Right after our match became official I spent several days in what I would call good news shock. I was trying to comprehend the amazing good news that I was experiencing along with making peace with the inherant fears related to that very experience. If I'm honest I'm still processing it. Just last night it kind of hit me, wow, my life is about to seriously change. I've been conceptualizing the idea of becoming a parent for so long. Every job I've had over the past several years I start thinking, I wonder if this is where I will work when we have a baby? Or when we go camping I think, I wonder how it will be to bring our baby camping? Or how will it be to see my hubby as a daddy or my dad as a grandpa? It's been something I've thought about for years in all kinds of different situations. It's kind of strange to start thinking about what it is actually going to be like. I know my life is about the take a dramatic turn. There is about to be a little person in my life unlike any other person who has come before, I know I am about to be changed in ways I can't even imagine and I can't wait! Adoption is such a special and unique experience because as an adoptive parent it is sort of like the first trimester and the last two months of pregancy all rolled into one.
I have felt that fierce urge to protect the information of our experience, similar to how I imagine the first trimester of pregnancy would be where you are super excited but also know a miscarriage is possible. I have also felt the extreme excitement of being just afew months from our due date and in the thick of baby preparation. Throw into the mix the experience of getting to know the birth mother and it's a wild ride to say the least.
After lots of emotional stops and starts while making my way out of the baby shock haze, I decided to just jump in. Do I understand this might not work out? Yes, but I am chosing to trust the process, the birthmom and the little spirit baby who has found us. We will be devastated whether we allow ourselves the excitement or not so why not enjoy this time? We are having a baby people! WooHoo! Let's party!!!
Our match meeting is coming up in the next couple weeks, which is where we will meet with our adoption counselor and the birth parents to talk through all the details of our ongoing contact as well as what will happen at the hospital. I was feeling a little nervous about it, but am feeling more confident. I know it will be intense, and I also know we have the space in our hearts to hold whatever needs holding throughout the conversation. During my life and all the crazy ups and downs I feel like things often come full circle and what I know for sure and am reminded of again and again is that Love is the most important thing.

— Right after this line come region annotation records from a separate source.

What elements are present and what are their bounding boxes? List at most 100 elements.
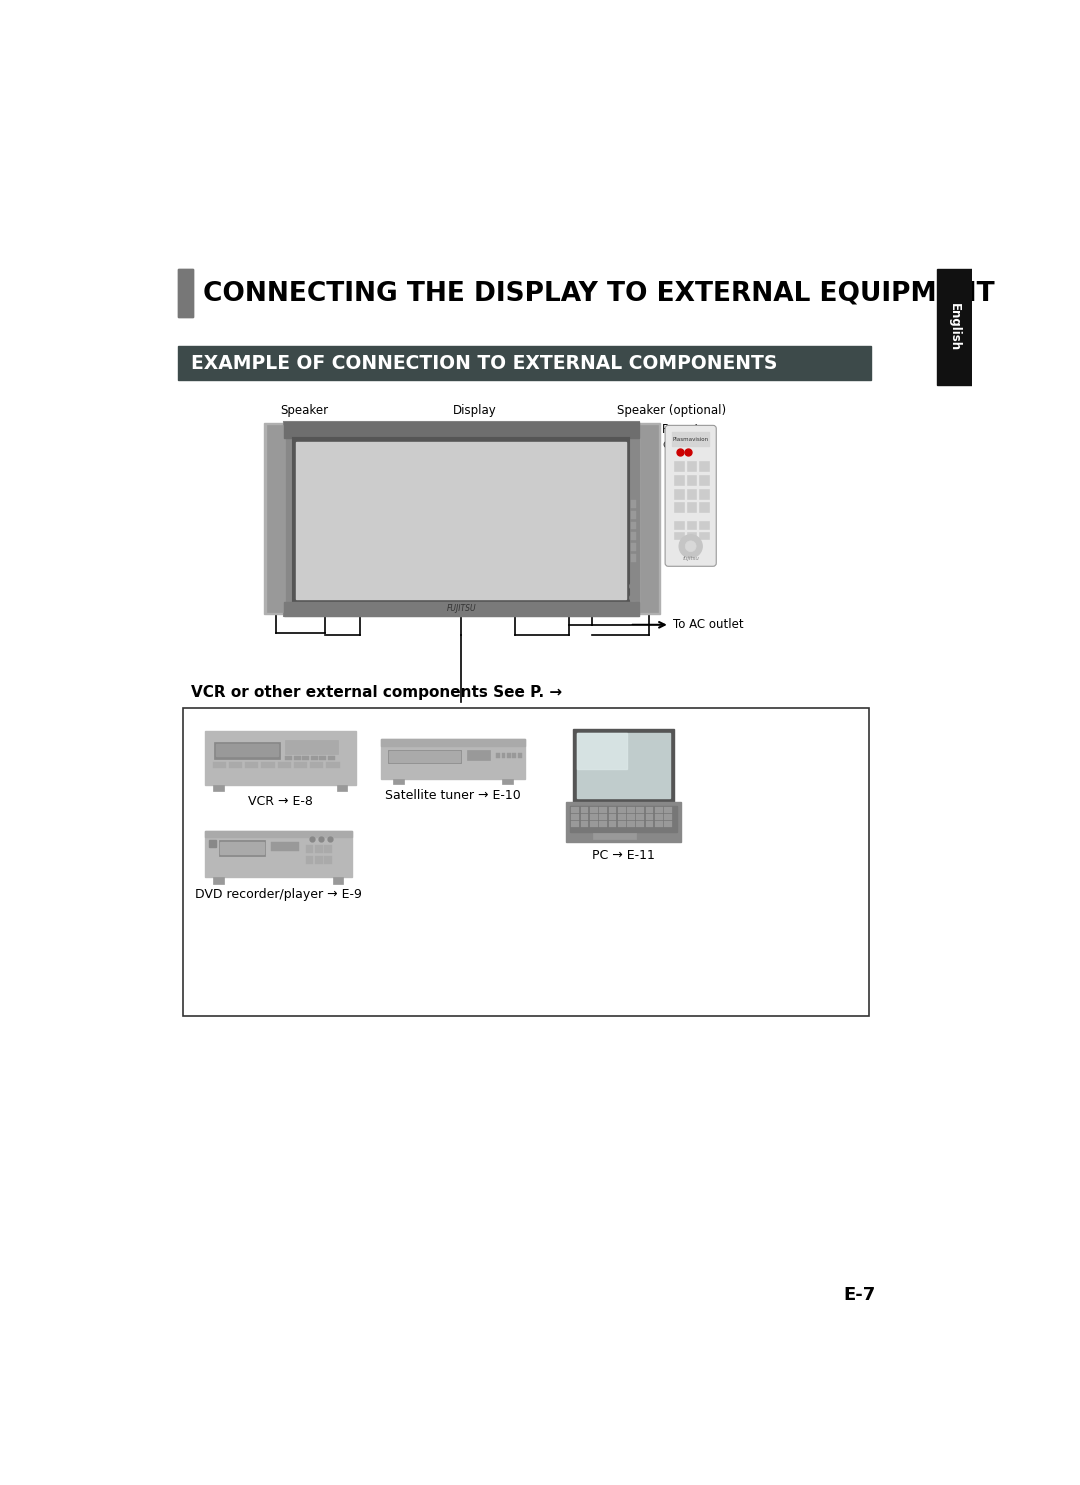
Bar (687, 489, 697, 499)
Bar (937, 269, 972, 385)
Circle shape (679, 535, 702, 558)
Bar (214, 742, 280, 759)
Bar (267, 425, 285, 612)
Bar (294, 756, 301, 760)
Text: fujitsu: fujitsu (683, 555, 699, 561)
Bar (631, 533, 636, 541)
Bar (294, 762, 307, 768)
Bar (284, 422, 638, 616)
Text: To AC outlet: To AC outlet (673, 618, 743, 631)
Bar (674, 502, 684, 512)
Text: Remote
control: Remote control (662, 423, 707, 451)
Bar (608, 814, 617, 820)
Bar (213, 762, 226, 768)
Bar (656, 821, 663, 827)
Bar (608, 821, 617, 827)
Bar (324, 845, 332, 854)
Bar (577, 732, 627, 769)
Text: VCR or other external components See P. →: VCR or other external components See P. … (191, 685, 562, 699)
Bar (699, 521, 708, 529)
Bar (646, 821, 653, 827)
Bar (674, 532, 684, 539)
Bar (646, 808, 653, 812)
Bar (271, 842, 298, 851)
Bar (571, 808, 579, 812)
Bar (572, 729, 674, 802)
Bar (699, 532, 708, 539)
Bar (672, 432, 710, 446)
Bar (636, 814, 644, 820)
Bar (639, 425, 658, 612)
Bar (674, 460, 684, 471)
Bar (571, 814, 579, 820)
Bar (631, 554, 636, 561)
Bar (577, 732, 670, 797)
Bar (278, 762, 291, 768)
Bar (593, 833, 636, 839)
Bar (687, 460, 697, 471)
Bar (566, 802, 680, 842)
Bar (213, 786, 225, 792)
Circle shape (630, 594, 637, 601)
Bar (284, 601, 638, 616)
Bar (618, 821, 625, 827)
Bar (656, 808, 663, 812)
Bar (216, 744, 278, 756)
Bar (302, 756, 309, 760)
Text: Satellite tuner → E-10: Satellite tuner → E-10 (386, 789, 521, 802)
Bar (590, 821, 597, 827)
Bar (581, 814, 589, 820)
Bar (210, 841, 216, 846)
Bar (285, 756, 293, 760)
Bar (261, 762, 274, 768)
Bar (177, 269, 193, 316)
Bar (310, 762, 323, 768)
Bar (324, 855, 332, 864)
Bar (183, 708, 869, 1016)
Bar (631, 544, 636, 551)
Circle shape (685, 541, 697, 551)
Bar (664, 821, 672, 827)
Bar (687, 502, 697, 512)
Text: Plasmavision: Plasmavision (673, 437, 708, 441)
Text: Speaker: Speaker (280, 404, 328, 417)
Text: PC → E-11: PC → E-11 (592, 849, 654, 863)
Bar (699, 460, 708, 471)
Text: FUJITSU: FUJITSU (446, 604, 476, 613)
Bar (218, 841, 266, 855)
Bar (687, 532, 697, 539)
Text: CONNECTING THE DISPLAY TO EXTERNAL EQUIPMENT: CONNECTING THE DISPLAY TO EXTERNAL EQUIP… (203, 281, 995, 307)
Bar (512, 753, 516, 757)
Bar (631, 521, 636, 529)
Bar (687, 521, 697, 529)
Bar (381, 738, 525, 747)
Bar (296, 441, 626, 598)
Bar (631, 511, 636, 518)
Bar (571, 821, 579, 827)
Bar (599, 808, 607, 812)
Text: VCR → E-8: VCR → E-8 (248, 796, 313, 808)
Bar (220, 842, 264, 854)
Bar (674, 475, 684, 484)
Bar (205, 731, 356, 786)
Text: DVD recorder/player → E-9: DVD recorder/player → E-9 (194, 888, 362, 901)
Bar (570, 806, 677, 832)
Text: EXAMPLE OF CONNECTION TO EXTERNAL COMPONENTS: EXAMPLE OF CONNECTION TO EXTERNAL COMPON… (191, 355, 778, 373)
Bar (699, 489, 708, 499)
Bar (599, 821, 607, 827)
Bar (699, 475, 708, 484)
Bar (664, 808, 672, 812)
Bar (320, 756, 326, 760)
Bar (699, 502, 708, 512)
Bar (637, 423, 661, 613)
Bar (581, 808, 589, 812)
Bar (177, 269, 193, 316)
Bar (213, 878, 225, 884)
Bar (636, 821, 644, 827)
Bar (205, 832, 352, 838)
Bar (314, 845, 323, 854)
Bar (627, 814, 635, 820)
Bar (388, 750, 461, 763)
Bar (467, 750, 490, 760)
Bar (285, 741, 338, 754)
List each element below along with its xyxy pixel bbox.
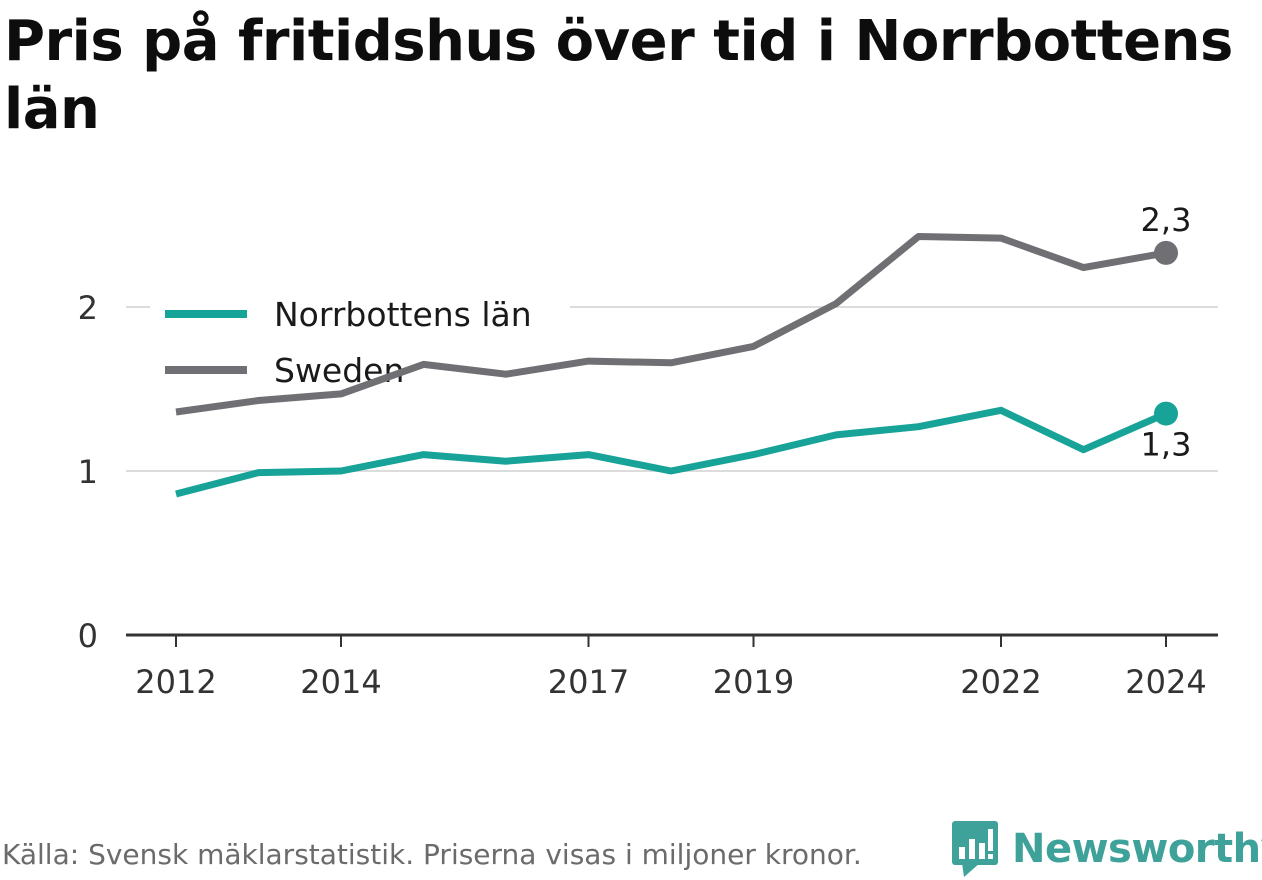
x-tick-label: 2017 [548, 663, 629, 701]
end-dot-norrbottens [1154, 401, 1178, 426]
series-line-norrbottens [175, 406, 1168, 498]
legend-label-sweden: Sweden [274, 351, 404, 390]
bar-chart-speech-bubble-icon [952, 821, 998, 877]
end-points: 1,3 2,3 [1141, 201, 1192, 464]
brand-logo: Newsworthy [950, 818, 1262, 880]
end-dot-sweden [1154, 240, 1178, 265]
end-label-sweden: 2,3 [1141, 201, 1192, 239]
brand-name: Newsworthy [1012, 826, 1262, 872]
y-axis-ticks: 0 1 2 [78, 289, 98, 655]
legend: Norrbottens län Sweden [150, 286, 570, 398]
x-tick-label: 2024 [1125, 663, 1206, 701]
x-tick-label: 2012 [135, 663, 216, 701]
x-tick-label: 2019 [713, 663, 794, 701]
series-lines [175, 233, 1168, 498]
end-label-norrbottens: 1,3 [1141, 426, 1192, 464]
y-tick-label: 2 [78, 289, 98, 327]
legend-label-norrbottens: Norrbottens län [274, 295, 532, 334]
y-tick-label: 0 [78, 617, 98, 655]
x-tick-label: 2022 [960, 663, 1041, 701]
x-tick-label: 2014 [300, 663, 381, 701]
line-chart: 0 1 2 2012 2014 2017 2019 2022 2024 Norrbottens… [78, 201, 1218, 701]
series-line-sweden [175, 233, 1167, 416]
legend-background [150, 286, 570, 398]
y-tick-label: 1 [78, 453, 98, 491]
source-note: Källa: Svensk mäklarstatistik. Priserna … [2, 838, 862, 871]
chart-title: Pris på fritidshus över tid i Norrbotten… [4, 9, 1233, 142]
x-axis-ticks: 2012 2014 2017 2019 2022 2024 [135, 635, 1207, 701]
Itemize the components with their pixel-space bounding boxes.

Love for ourselves, love for each other and the general spirit of love, there can't be too much of it. And when you focus on love, good things happen and you can make it through anything.
Thank you for sharing your excitement and joy. I think you are going forward with the right attitude. Enjoy this time!
ReplyDeleteI know just how you feel. I was so scared and refused to be overly excited for the first few weeks but my sister in law talked some sense into me. She lost her first baby at 12 weeks and was so scared when she got pregnant again and she refused to be excited because she was just so scared. She said now that her son is here she resents the fact the she didn't enjoy her pregnancy because of fear and told me to not make the same mistake. Even though our situations were quite different I felt much the same way she did. Fear of explaining to people what happened if something went wrong, or fear of looking at baby clothes. We have to overcome the negative in our heads and enjoy it. Congrats!